Monday, July 30, 2012

The Scoop on Selah’s Skull Lumps

Selah saw her reconstructive surgeon, Dr. Harshbarger, today regarding the fluid-filled lumps all over her skull.  He said this can happen post-surgery, usually 9-15 months post-op.  Selah is 11 months post-op.  Our biggest concern was the largest lump that was red with a white center, which appeared to be infected.


Dr. Harshbarger wants to watch it to see if the infected mass gets better on its own without antibiotics and/or lancing it.  He wants to see Selah next week to inspect again.


Dr. Harshbarger explained that Selah is having an exuberant inflammatory response to the biodegradable plates and screws in her skull that might take up to 3 months to resolve/disappear/lessen.  Her skull is literally covered in fluid-filled lumps that are about the size of a penny, but only one of these is infected.


Selah’s lymph nodes behind her ears/in her neck are massive, about the size of a small egg, which indicate her body’s inflammatory response.  The body apparently thinks there’s infection at the site of the various plates and screws, so it’s sending white blood cells there to fight “infection”, resulting in these pus pockets all over Selah’s head. 


Luckily, Selah’s crazy curly “fro” conceals the majority of the lumps, except for the one that is infected.

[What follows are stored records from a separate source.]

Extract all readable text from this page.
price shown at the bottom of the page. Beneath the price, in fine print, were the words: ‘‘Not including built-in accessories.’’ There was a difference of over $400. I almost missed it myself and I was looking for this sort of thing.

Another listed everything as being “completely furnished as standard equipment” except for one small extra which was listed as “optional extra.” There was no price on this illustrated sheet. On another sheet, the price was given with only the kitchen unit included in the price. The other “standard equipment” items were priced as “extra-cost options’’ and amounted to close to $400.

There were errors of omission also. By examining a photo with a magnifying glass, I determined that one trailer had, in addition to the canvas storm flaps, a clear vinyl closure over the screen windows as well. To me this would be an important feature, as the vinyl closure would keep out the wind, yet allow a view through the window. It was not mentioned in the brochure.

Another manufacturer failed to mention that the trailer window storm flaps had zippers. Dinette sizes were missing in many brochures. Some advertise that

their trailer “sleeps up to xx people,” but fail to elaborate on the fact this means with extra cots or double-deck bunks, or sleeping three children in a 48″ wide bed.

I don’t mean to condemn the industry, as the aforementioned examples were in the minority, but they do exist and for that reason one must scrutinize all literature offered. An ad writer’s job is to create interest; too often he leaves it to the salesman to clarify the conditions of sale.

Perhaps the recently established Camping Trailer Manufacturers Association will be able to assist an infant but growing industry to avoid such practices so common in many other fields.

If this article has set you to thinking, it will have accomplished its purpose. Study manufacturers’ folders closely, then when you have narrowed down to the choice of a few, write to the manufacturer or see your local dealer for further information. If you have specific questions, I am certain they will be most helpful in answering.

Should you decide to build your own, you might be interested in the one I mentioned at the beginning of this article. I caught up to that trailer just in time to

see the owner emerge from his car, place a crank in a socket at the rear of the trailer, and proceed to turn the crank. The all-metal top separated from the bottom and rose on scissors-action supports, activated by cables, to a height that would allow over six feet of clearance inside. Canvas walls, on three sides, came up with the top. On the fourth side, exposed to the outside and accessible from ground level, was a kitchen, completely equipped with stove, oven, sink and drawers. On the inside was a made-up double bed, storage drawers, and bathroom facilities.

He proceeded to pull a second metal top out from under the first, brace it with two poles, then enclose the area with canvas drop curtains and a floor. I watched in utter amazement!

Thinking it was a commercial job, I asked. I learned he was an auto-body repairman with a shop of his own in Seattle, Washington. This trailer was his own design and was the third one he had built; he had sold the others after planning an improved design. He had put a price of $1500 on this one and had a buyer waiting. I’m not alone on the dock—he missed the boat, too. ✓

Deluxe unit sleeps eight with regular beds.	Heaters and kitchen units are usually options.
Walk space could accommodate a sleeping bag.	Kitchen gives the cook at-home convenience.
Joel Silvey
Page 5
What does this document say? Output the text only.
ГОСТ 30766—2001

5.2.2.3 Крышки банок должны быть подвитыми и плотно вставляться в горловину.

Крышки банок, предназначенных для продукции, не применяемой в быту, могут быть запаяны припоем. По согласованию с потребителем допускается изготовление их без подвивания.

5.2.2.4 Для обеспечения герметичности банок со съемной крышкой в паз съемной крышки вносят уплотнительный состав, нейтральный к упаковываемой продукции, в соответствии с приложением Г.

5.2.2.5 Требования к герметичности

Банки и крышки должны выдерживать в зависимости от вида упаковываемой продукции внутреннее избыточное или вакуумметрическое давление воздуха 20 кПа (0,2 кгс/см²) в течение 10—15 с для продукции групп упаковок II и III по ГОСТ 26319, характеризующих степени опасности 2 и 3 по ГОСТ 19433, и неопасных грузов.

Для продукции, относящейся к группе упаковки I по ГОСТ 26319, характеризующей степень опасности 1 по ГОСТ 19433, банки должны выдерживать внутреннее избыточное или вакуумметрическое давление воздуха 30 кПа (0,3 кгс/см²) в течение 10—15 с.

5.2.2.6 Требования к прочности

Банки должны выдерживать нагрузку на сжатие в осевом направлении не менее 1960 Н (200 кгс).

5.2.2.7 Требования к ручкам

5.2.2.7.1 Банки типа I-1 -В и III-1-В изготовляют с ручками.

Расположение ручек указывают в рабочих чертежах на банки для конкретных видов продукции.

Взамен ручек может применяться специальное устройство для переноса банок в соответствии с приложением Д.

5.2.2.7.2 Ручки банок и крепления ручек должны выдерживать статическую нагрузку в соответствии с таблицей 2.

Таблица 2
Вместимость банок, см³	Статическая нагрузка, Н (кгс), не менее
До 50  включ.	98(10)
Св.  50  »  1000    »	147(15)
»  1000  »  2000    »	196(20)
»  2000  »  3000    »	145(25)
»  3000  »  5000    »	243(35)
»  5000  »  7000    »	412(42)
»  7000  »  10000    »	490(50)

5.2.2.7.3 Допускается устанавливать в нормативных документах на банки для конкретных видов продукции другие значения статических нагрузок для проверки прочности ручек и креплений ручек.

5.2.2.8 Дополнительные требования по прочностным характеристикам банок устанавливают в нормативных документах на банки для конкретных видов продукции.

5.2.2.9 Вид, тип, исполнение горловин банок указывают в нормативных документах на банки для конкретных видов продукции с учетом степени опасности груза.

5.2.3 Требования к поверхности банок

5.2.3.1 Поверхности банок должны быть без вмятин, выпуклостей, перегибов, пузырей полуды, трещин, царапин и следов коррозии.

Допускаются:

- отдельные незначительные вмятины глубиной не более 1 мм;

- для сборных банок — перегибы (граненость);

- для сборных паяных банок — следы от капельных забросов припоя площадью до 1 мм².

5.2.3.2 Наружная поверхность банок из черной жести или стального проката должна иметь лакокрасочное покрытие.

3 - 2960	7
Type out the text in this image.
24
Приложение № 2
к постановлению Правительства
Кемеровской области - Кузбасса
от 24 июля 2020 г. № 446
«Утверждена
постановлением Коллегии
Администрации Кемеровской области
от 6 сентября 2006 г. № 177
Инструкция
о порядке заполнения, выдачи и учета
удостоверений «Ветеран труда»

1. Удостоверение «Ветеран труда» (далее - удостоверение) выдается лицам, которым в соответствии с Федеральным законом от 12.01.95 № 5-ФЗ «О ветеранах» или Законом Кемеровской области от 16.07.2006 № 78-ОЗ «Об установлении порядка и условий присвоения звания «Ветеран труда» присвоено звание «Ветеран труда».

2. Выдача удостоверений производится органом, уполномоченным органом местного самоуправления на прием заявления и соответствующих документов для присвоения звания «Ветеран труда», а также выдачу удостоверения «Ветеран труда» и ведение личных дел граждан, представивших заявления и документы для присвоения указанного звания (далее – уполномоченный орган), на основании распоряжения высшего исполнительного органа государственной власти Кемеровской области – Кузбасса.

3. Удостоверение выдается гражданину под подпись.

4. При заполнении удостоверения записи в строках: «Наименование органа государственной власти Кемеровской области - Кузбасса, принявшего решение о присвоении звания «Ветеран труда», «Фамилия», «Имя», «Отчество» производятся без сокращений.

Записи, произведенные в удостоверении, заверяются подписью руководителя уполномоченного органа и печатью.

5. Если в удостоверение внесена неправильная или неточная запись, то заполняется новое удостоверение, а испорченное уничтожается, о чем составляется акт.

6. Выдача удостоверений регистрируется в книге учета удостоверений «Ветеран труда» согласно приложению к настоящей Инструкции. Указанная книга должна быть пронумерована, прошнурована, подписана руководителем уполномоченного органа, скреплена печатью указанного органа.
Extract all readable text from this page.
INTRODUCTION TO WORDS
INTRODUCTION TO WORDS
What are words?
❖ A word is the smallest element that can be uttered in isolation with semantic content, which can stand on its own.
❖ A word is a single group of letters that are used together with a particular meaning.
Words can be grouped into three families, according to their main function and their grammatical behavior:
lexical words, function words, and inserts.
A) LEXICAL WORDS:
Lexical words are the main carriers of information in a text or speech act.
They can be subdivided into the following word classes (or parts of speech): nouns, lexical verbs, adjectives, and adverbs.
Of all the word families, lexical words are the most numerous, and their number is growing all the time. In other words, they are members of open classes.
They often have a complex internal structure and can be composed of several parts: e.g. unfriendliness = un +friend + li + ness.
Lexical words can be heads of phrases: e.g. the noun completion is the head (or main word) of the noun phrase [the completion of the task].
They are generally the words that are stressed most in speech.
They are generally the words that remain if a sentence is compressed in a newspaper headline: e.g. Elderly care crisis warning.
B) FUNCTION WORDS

And, as you can see from the blurry photos, the girl won’t sit still for anything!!!  In fact, the nurse who was trying to take photos of Selah’s skull gave up after 15 minutes of trying, and this was with Selah contained in a Bumbo seat that was suspended in the air on a tall stool.


Which brings me to another prayer request for Selah.  Her brain is literally always on overdrive.  She must move at all times, more than even “typical” hyperactivity.  All of the doctors and specialists who see her say they’ve never seen a child like her, which is coupled with the fact that they’ve never dealt with a case like Selah’s miracle story.  No one knows what to expect with her because they don’t have data on a situation like hers since she shouldn’t have survived birth and was expected to be stillborn.  So, Selah’s neurological issues are novel for all involved with her case.


What we know is that Selah’s brain isn’t able to self-regulate and calm down, even with physical and occupational therapies that would help a typical brain to regulate.  She is off-the-charts-always-in-overdrive mode at all times, including sleep times.  I have to say that while we marvel and rejoice in the miracle of Selah, we all need some down time.  The longest Selah has ever sat still is 8 seconds.  Literally.  5-point harnesses are her enemy, like a straight-jacket to her spirit.  It’s horrible.  Selah MUST move, as in physically move AT. ALL. TIMES.  She doesn’t quietly play with toys or dolls or look at books or watch movies or anything.  She is constantly moving and climbing.  She won’t stay in our arms either.  If she sees something she could possibly climb, she must do so.  Like, for instance, climbing the cabinets using the cabinet pulls like it’s a rock climbing wall.  Climbing into a chair, not to sit, but to climb to the back of the chair like it’s a step to the next highest place.  It’s never-ending excitement with Selah without an iota of down time or “off” time.


Selah’s neurologist can’t see her until November 13.  She will have her sleep study August 28.  In the meantime, everyone is stumped at how to help Selah’s brain regulate.  We’ve found Daddy’s tractor is the only thing that helps her, which involves the loud diesel motor and lots of jiggling.  We try to emulate this in other ways, but it never works.  So, tractor time it is when we all need a break. :-) 


We praise God that there are many hands on this team to help supervise Selah.  I know none of us could do it alone.  Even with sheer exhaustion, we always ALL agree that Selah is one of the greatest blessings on earth.  Thank you, Jesus, for sending this little miracle girl to us.  We are always grateful, even when we’re exhausted.